Conversion of Nitrogen to Nitrate

The conversion of nitrogen to nitrate can be observed in the nitrogen cycle. Single-celled prokaryotes and bacteria trap the atmospheric nitrogen, N2, and converts it through nitrogen fixation into a biologically usable form. These nitrogen-fixing bacteria either live freely in soil and water or, live inside plants as beneficial symbionts. These microorganisms convert the trapped nitrogen and convert them into ammonia, NH3. Plants use this ammonia to make organic molecules. When these plants get eaten up, the nitrogen is transferred to the animals. It is then either excreted by the animal as waste or, incorporated into the body. This nitrogen does not remain in the animal’s body forever. In the end, the organic nitrogen gets converted back into atmospheric nitrogen gas with the help of bacteria. The wastes from animals and decays containing nitrogenous compounds are converted into ammonia by bacteria, which is further converted into nitrite and nitrate. The denitrifying prokaryotes convert the nitrates into atmospheric nitrogen gas, N2. 

Conversion of Nitrite to Nitrate 

The conversion of nitrite to nitrate is observed in a process named Nitrification. It is an aerobic process. When ammonia oxidizes to nitrite biologically and then the nitrite converts to nitrate by oxidation, the process is known as nitrification. One of the most important stages in the nitrogen cycle is nitrification. Nitrification is carried out by archaea and autotrophic bacteria. After the ammonia oxidation, the next step is nitrite oxidation where the bacteria oxidize nitrite into nitrate. Such bacteria are Proteobacteria, Nitrospinae, Chloroflexi and Nitrospirae. These bacteria are found in geothermal springs, soli, marine ecosystems, and freshwater. 

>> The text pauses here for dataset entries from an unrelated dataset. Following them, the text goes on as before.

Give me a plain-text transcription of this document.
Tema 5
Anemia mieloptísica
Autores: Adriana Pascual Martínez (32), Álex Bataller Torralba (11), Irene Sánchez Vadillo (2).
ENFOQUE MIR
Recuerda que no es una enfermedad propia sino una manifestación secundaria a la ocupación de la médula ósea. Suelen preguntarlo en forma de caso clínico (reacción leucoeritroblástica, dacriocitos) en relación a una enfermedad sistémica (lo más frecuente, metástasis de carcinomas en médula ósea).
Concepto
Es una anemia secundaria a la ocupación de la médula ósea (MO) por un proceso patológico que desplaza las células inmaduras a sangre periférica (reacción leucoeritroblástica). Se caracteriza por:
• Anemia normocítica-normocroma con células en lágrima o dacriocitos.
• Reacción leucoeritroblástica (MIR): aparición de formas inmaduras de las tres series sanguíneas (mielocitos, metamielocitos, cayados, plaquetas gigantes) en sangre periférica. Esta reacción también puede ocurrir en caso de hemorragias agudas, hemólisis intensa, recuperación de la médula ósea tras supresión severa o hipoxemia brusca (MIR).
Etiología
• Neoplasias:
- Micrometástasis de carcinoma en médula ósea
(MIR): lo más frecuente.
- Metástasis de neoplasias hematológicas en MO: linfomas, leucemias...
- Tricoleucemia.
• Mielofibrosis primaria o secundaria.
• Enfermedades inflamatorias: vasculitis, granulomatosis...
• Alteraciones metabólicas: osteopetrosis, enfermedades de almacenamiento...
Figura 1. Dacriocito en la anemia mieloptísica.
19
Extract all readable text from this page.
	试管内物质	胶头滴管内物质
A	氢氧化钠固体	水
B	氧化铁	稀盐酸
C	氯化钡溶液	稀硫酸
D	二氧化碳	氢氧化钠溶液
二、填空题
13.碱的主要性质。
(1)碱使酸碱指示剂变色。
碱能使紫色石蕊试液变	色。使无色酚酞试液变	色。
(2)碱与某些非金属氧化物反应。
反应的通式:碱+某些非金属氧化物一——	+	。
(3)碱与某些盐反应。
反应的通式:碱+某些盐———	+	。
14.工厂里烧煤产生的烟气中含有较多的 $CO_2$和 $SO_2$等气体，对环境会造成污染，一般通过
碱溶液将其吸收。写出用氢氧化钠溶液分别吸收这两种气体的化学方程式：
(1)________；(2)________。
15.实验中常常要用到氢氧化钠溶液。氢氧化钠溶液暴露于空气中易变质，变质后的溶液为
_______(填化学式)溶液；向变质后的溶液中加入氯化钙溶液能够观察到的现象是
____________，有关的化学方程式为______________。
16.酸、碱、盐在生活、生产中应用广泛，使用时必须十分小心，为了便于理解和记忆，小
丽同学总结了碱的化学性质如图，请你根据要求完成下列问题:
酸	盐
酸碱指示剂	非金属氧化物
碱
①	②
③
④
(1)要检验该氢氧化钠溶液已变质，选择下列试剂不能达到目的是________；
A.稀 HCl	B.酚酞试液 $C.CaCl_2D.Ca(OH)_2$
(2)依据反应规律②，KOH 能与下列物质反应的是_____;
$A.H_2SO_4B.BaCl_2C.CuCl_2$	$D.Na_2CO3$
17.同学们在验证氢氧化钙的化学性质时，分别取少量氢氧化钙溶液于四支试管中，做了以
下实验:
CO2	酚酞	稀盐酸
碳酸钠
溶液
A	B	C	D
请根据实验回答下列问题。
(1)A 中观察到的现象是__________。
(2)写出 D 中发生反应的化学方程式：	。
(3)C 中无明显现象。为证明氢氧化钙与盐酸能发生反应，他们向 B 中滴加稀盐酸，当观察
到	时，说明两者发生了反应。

Occurrence and Availability

Nitrates are majorly found on earth as huge deposits of salts, particularly nitratine, which is a source of sodium nitrate. Nitrifying bacteria and other species produce nitrates in the natural environment by using urea and ammonia as a source of nitrogen. By various fermentation processes, urine and dung were also used to produce nitrate and used as gunpowder in historical times. In the atmosphere rich in oxygen and nitrogen when hit with lightning strikes, a mixture of oxides of nitrogen are formed which produces nitrate ions. These nitrate ions are then rained down from the atmosphere. Industrially, nitrate ions are prepared by nitric acid.

Conclusion

Nitrates are found in groundwater and surface levels which generally do not affect our health but if the levels of nitrate are high, it has adverse effects on us. Due to improper well construction, overuse of fertilizers, improper well location, or improper disposal of animal or human waste nitrate levels gets high in well waters. Heating or boiling of the nitrate-rich water will not remove nitrate as due to evaporation of water, water levels in the solution may decrease which in turn makes the solution more concentrated in nitrate. Through chlorination (chemical disinfection) or mechanical filters, nitrate can not be removed from the water. Nitrate treatment processes like reverse osmosis, ion exchange, and distillation can successfully remove nitrate from water.

Do You Know?

1. Few of the identifiers of nitrate are PubChem CID 943, ChemSpider 918, and CAS number 14797-55-8.

2. Nitrates are canonicalized compounds.